Marlene Boye visits another Fin Dac mural in Paris she had modelled for. 
Marlene Boye visits another Fin Dac mural in Paris she had modelled for. 

“So the Covid pandemic was at least good for me in that it forced me to stay at home, and work on paintings and sculptures for an exhibition.” That exhibition was Afterglow/Undertow, which ran at the Gallery Different in London in October, and proved to be a great success. “There were more than 100 pieces in the show, including original paintings, sketches, collages and prints. Everything but three of the paintings sold.”

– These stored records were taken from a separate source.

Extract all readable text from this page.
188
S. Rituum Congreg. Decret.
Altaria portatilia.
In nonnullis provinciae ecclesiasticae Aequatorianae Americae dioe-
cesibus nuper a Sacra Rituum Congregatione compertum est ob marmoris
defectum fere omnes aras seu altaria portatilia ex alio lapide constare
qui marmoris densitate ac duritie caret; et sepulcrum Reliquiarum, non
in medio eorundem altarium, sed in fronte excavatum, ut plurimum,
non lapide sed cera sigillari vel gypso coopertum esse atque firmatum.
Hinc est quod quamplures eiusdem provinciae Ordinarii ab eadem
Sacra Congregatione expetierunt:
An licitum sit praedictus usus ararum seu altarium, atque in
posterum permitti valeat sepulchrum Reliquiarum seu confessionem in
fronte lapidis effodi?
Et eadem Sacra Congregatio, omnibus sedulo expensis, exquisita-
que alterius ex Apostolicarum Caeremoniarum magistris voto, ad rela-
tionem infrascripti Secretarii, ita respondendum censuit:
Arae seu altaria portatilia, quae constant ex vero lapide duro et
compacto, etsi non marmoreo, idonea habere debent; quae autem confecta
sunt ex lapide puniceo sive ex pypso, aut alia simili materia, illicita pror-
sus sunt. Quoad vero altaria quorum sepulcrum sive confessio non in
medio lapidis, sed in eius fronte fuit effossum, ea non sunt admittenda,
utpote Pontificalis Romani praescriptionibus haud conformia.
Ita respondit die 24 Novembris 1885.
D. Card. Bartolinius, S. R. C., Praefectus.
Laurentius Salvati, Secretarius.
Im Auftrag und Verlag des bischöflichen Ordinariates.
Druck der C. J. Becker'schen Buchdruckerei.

 Having worked on the show for a year, Dac is happy to have taken a break over the past few months. He has made no concrete plans for 2022, beyond some tentative proposals for new murals. 

“I definitely don’t want to travel so much anymore, but I do have one tentative proposal to go to Germany in April to paint two walls, one in Dusseldorf, and the other in Berlin. There’s also a sketchy proposal to paint an outside wall at the Street Art Museum in Amsterdam; if that happens, it will probably be in the late summer. Other than that, there’s two walls I can paint here in London, but again, there are no set dates.”